County's reputation for high-quality education extends from the cradle to college.
Williamson County’s two school districts – Williamson County Schools and the Franklin Special School District – are often cited as a main reason families and businesses relocate to the area. The county’s schools consistently earn high marks by the state, and its students historically score in the upper percentile on standardized tests and college entrance exams.
Williamson County Schools enrolls approximately 37,000 students in its 41 schools, six of which have achieved National Blue Ribbon status. In 2015, WCS students posted an ACT composite score of 23.8, the district’s highest to date. For the past several years, Williamson County Schools have received top grades in all four major subject areas on the Tennessee Department of Education’s State Report Card. Williamson County Schools’ graduation rate is 94 percent, well above the state average, and 38 of its schools received a nine out of 10 or 10 out of 10 rating from GreatSchools.org. Williamson, Inc. partnered with WSS to establish the Williamson, Inc. Education Committee to bring workforce skills to the county’s classrooms.
The Franklin Special School District enrolls some 3,850 students in grades pre-K-12. The FSSD consistently ranks among the top five school systems on the Tennessee Department of Education’s State Report Card, and all but one of the district’s schools received a nine out of 10 or 10 out of 10 rating from GreatSchools.org.

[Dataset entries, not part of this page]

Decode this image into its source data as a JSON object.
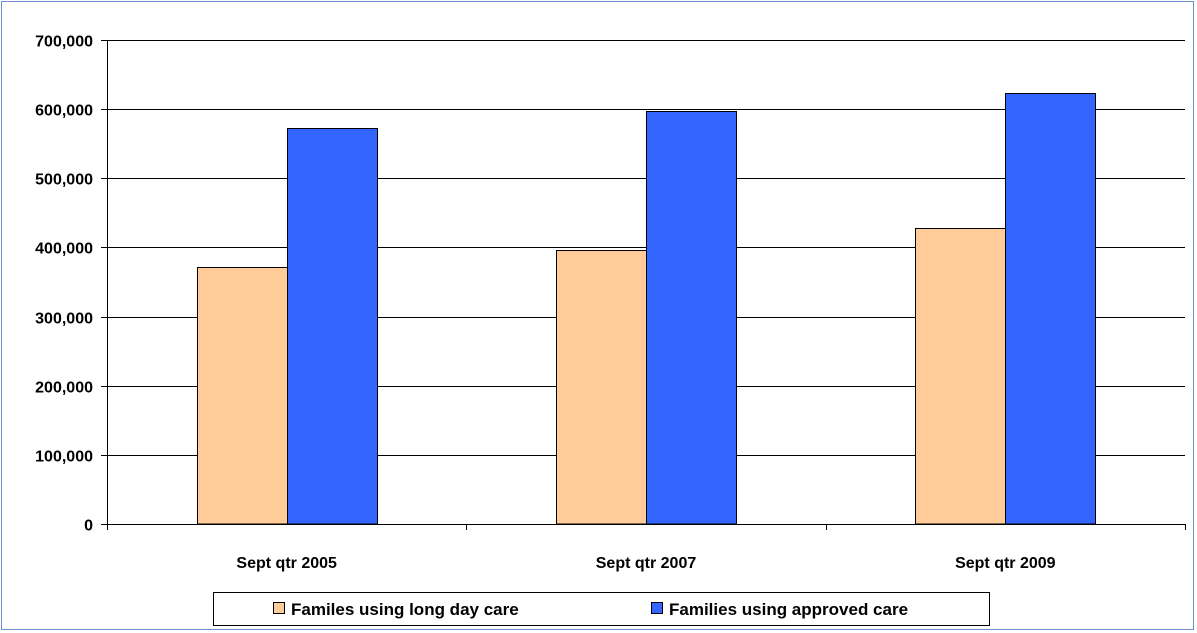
{
  "chart_data": {
    "type": "bar",
    "title": "",
    "xlabel": "",
    "ylabel": "",
    "categories": [
      "Sept qtr 2005",
      "Sept qtr 2007",
      "Sept qtr 2009"
    ],
    "series": [
      {
        "name": "Familes using long day care",
        "values": [
          371000,
          397000,
          428000
        ],
        "color": "#ffcc99"
      },
      {
        "name": "Families using approved care",
        "values": [
          573000,
          598000,
          623000
        ],
        "color": "#3366ff"
      }
    ],
    "ylim": [
      0,
      700000
    ],
    "yticks": [
      0,
      100000,
      200000,
      300000,
      400000,
      500000,
      600000,
      700000
    ],
    "ytick_labels": [
      "0",
      "100,000",
      "200,000",
      "300,000",
      "400,000",
      "500,000",
      "600,000",
      "700,000"
    ],
    "grid": true,
    "legend_position": "bottom"
  }
}
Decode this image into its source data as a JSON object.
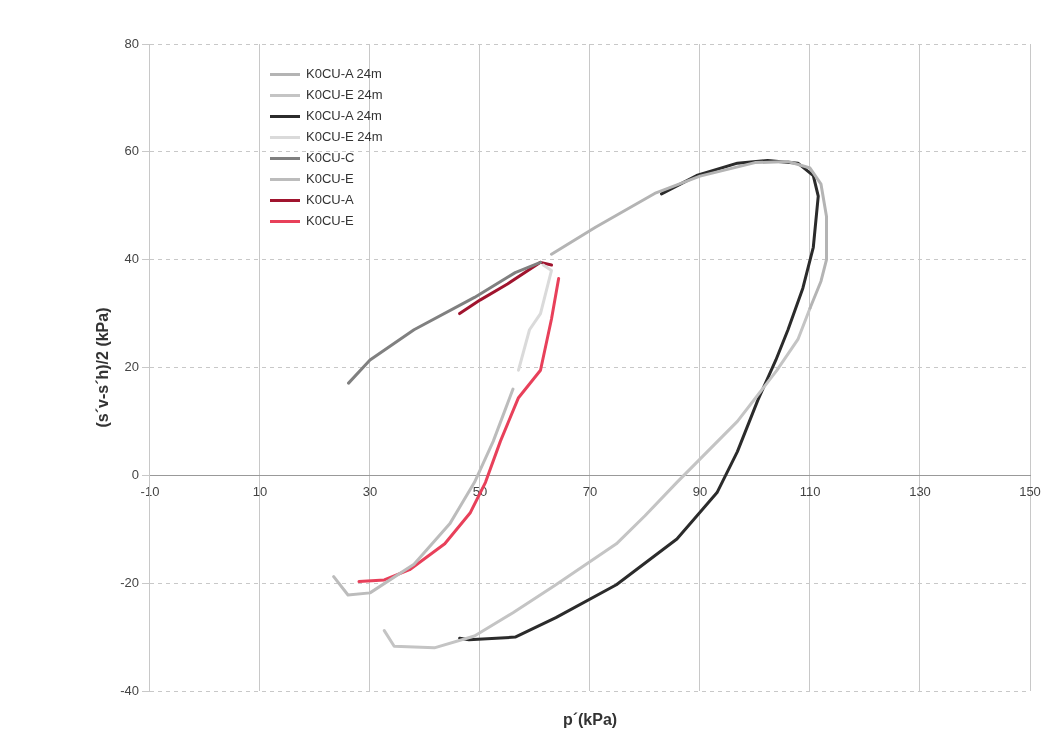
{
  "chart_data": {
    "type": "line",
    "xlabel": "p´(kPa)",
    "ylabel": "(s´v-s´h)/2 (kPa)",
    "xlim": [
      -10,
      150
    ],
    "xticks": [
      -10,
      10,
      30,
      50,
      70,
      90,
      110,
      130,
      150
    ],
    "ylim": [
      -40,
      80
    ],
    "yticks": [
      -40,
      -20,
      0,
      20,
      40,
      60,
      80
    ],
    "grid": true,
    "legend": "top left",
    "marker": "none",
    "series": [
      {
        "name": "K0CU-A 24m",
        "color": "#b4b4b4",
        "x": [
          63,
          71,
          82,
          90,
          100,
          106,
          110,
          112,
          113,
          113,
          112,
          110
        ],
        "values": [
          41,
          46,
          52.4,
          55.5,
          58,
          58.2,
          57,
          54,
          48,
          40,
          36,
          31
        ]
      },
      {
        "name": "K0CU-E 24m",
        "color": "#c4c4c4",
        "x": [
          32.6,
          34.4,
          41.7,
          49,
          56,
          63.8,
          74.8,
          80,
          85.8,
          96.8,
          104,
          107.8,
          110
        ],
        "values": [
          -28.8,
          -31.7,
          -32,
          -29.8,
          -25.5,
          -20.3,
          -12.7,
          -7.5,
          -1.3,
          10,
          19.5,
          25.2,
          31
        ]
      },
      {
        "name": "K0CU-A 24m",
        "color": "#2b2b2b",
        "x": [
          46.3,
          48,
          56.4,
          63.8,
          74.8,
          85.8,
          93.1,
          96.8,
          100.5,
          103.8,
          106,
          108.7,
          110.6,
          111.5,
          110.6,
          107.8,
          102.3,
          96.8,
          89.4,
          83
        ],
        "values": [
          -30.2,
          -30.5,
          -30,
          -26.4,
          -20.3,
          -11.8,
          -3.2,
          4.4,
          13.9,
          21.4,
          27,
          34.7,
          42.3,
          51.8,
          55.6,
          57.9,
          58.4,
          57.9,
          55.6,
          52.2
        ]
      },
      {
        "name": "K0CU-E 24m",
        "color": "#dadada",
        "x": [
          61.5,
          63,
          61,
          59,
          57
        ],
        "values": [
          39,
          38,
          30,
          27,
          19.5
        ]
      },
      {
        "name": "K0CU-C",
        "color": "#808080",
        "x": [
          26.1,
          30,
          38,
          49,
          56.4,
          61
        ],
        "values": [
          17.1,
          21.4,
          27,
          33,
          37.6,
          39.5
        ]
      },
      {
        "name": "K0CU-E",
        "color": "#bcbcbc",
        "x": [
          56,
          52.4,
          49,
          44.5,
          38,
          30,
          26,
          23.4
        ],
        "values": [
          16,
          6.3,
          -1.3,
          -9,
          -16.5,
          -21.8,
          -22.2,
          -18.8
        ]
      },
      {
        "name": "K0CU-A",
        "color": "#a0142e",
        "x": [
          46.3,
          50,
          55,
          61,
          63
        ],
        "values": [
          30,
          32.5,
          35.5,
          39.5,
          39
        ]
      },
      {
        "name": "K0CU-E",
        "color": "#e8405a",
        "x": [
          64.3,
          63,
          61,
          57,
          53.7,
          51,
          48.2,
          43.6,
          37.2,
          32.6,
          28
        ],
        "values": [
          36.5,
          29,
          19.5,
          14.4,
          6.3,
          -1.3,
          -7,
          -12.7,
          -17.5,
          -19.4,
          -19.7
        ]
      }
    ]
  }
}
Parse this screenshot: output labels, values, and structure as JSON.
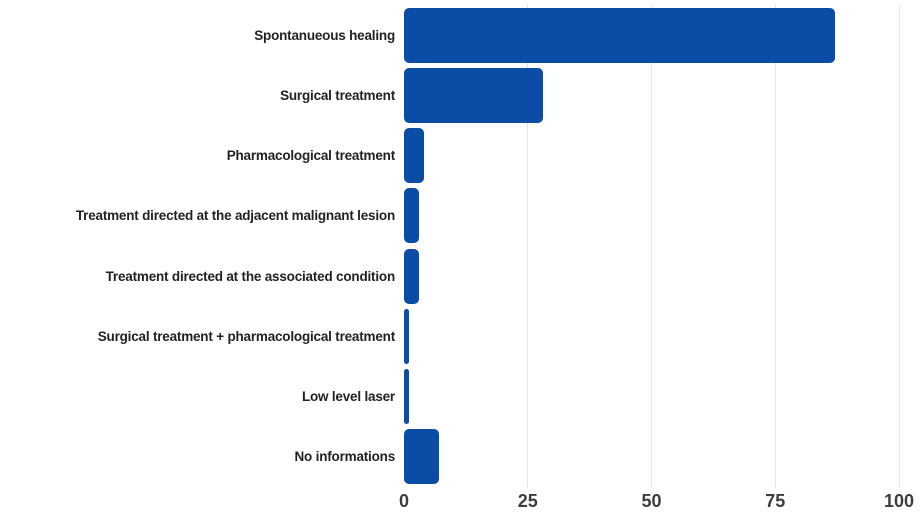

More than 65 percent of the district’s teacher’s hold a master’s degree or higher. In 2015, FSSD was one of 15 districts to earn a 1st Place Magna Award, sponsored by the National School Boards Association’s flagship magazine, American School Board Journal. The district received the award for its Storybus Plus community literacy outreach program. Also in 2015, the FSSD School Board earned the School Board of the Year honor from the Tennessee School Board Association.
Williamson County is also home to several top-rated private schools. Battle Ground Academy was established in 1889 as a boys’ boarding school. Today, the co-ed institution enrolls students in grades K-12 and has a reputation for sending nearly all its graduating seniors to college.
Brentwood Academy, founded in 1969, is a Christian, independent, colelge preparatory school that serves students in grades six through 12. Currey Ingram Academy in Brentwood enrolls students in grades K-12 and emphasizes its personalized education experience, including small class sizes and individualized learning plans for each student. New Hope Academy is a faith-based community school for students in pre-K-6th grades. The school has a diverse student population from a range of socioeconomic backgrounds.
Franklin Classical School began as a homeschool supplement course and has blossomed into a faith-based institution for K-12 students, offering a classical education with emphasis on music, theater and technology. Montessori School of Franklin enrolls students as young as 18 months in its pre-K program. The school’s elementary programs serve students ages 5-12, and focuses on hands-on education through work and play.
Other private schools include Franklin Road Academy, Grace Christian Academy, Montessori Academy (in Brentwood), St. Matthew Catholic School, Willow Hall Academy, Heritage Covenant School, Limestone Christian Learning Center, Benton Hall School, The Classical Academy of Franklin, Faith Apostolic Christian and Franklin Christian.
In addition to the four-year institutions in neighboring Davidson and Rutherford counties, Williamson County families have access to a growing number of higher education options right in their own backyard. The new Williamson Campus of Columbia State Community College serves more than 2,000 students. Both Belmont University and Lipscomb University have satellite campuses in Williamson County. Belmont’s Cool Springs campus offers convenient classes for students enrolled in the university’s Adult Degree Program. Lipscomb University’s Williamson location offers courses in subjects such as business administration, educational leadership, and marriage and family counseling that can be applied toward a graduate degree.
O’More College of Design offers Bachelor of Fine Arts degrees in fashion design, fashion merchandising, interior design, and graphic and interactive design. The Bristol, Tenn.-based King University offers both bachelor’s and master’s degrees in programs such as nursing, business administration, information technology and health care administration at its Franklin campus. The Southern Baptist Theological Seminary, based in Kentucky, offers graduate studies toward a master’s or doctorate of divinity at its Franklin satellite campus, and Williamson College offers distance learning to students training for the ministry.
Established by Gov. Bill Haslam as part of his Drive to 55 Initiative to increase the educational attainment percentage of Tennesseans, online university Western Governors University-Tennessee offers more than 50 accredited undergraduate and graduate degrees.